El continuo robos de cables que sufren compañías de electricidad, telefónicas, servicios de cable e internet genera pérdidas económicas y enormes trastornos a miles de vecinos, que sufren cortes de servicios esenciales sin que las autoridades articulen una respuesta eficaz ante un delito con niveles alarmantes de impunidad, que alientan a los delincuentes.

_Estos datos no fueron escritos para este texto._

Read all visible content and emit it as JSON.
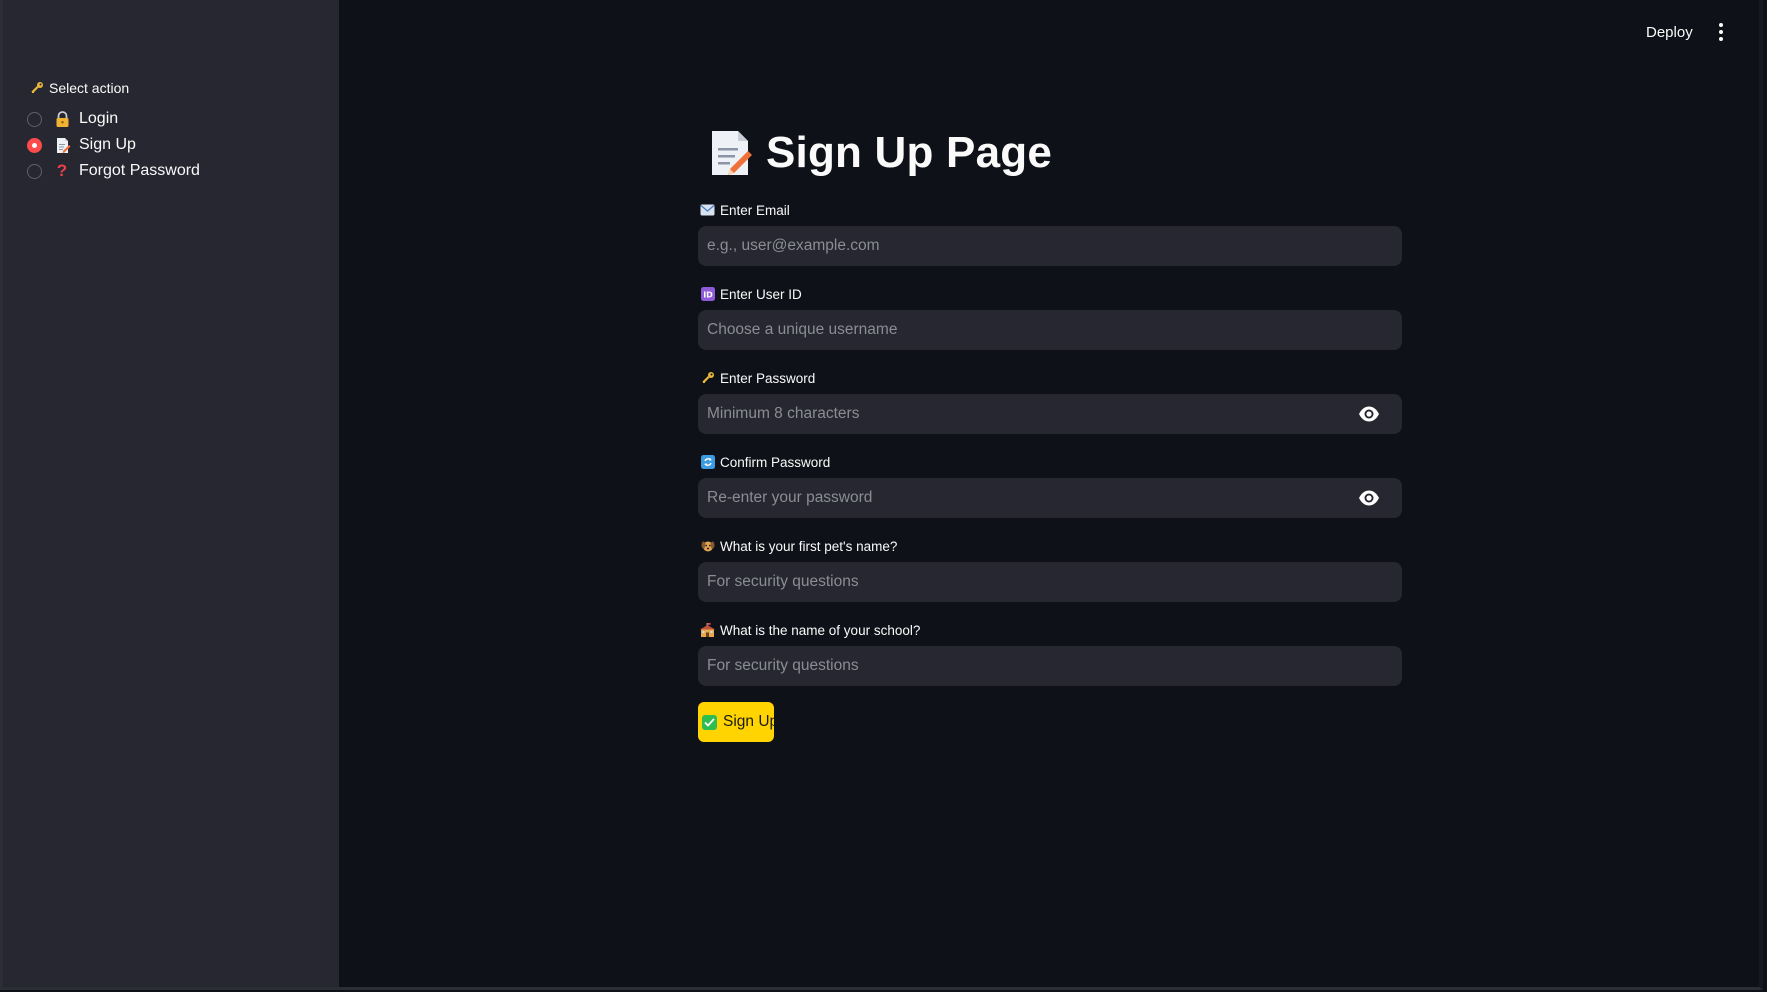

Esta semana vecinos de Allen y de zona de chacras hasta Guerrico estuvieron más de un día sin electricidad por el robo de 200 metros de cables de media tensión en un sector urbano, el tercer robo de este tipo en los primeros 15 días del año. En Roca, las telefónicas demoran hasta meses en restablecer conexiones porque, señalan, no alcanzan a reponerse de un robo cuando ya sufren otro, con lo que la lacónica respuesta que reciben quienes se han quedado sin servicio es que “volverá en los próximos días o semanas” y en el mejor de los casos no se les facturará el tiempo sin servicio. Un informe sobre la nena que murió por tocar un cerco electrificado en Guerrico señala que la situación fue creada por un arreglo deficiente hecho por la compañía eléctrica tras la caída de postes provocada por el robo de cables. Aquí se conjugaron el delito con la negligencia empresaria para resolver la situación.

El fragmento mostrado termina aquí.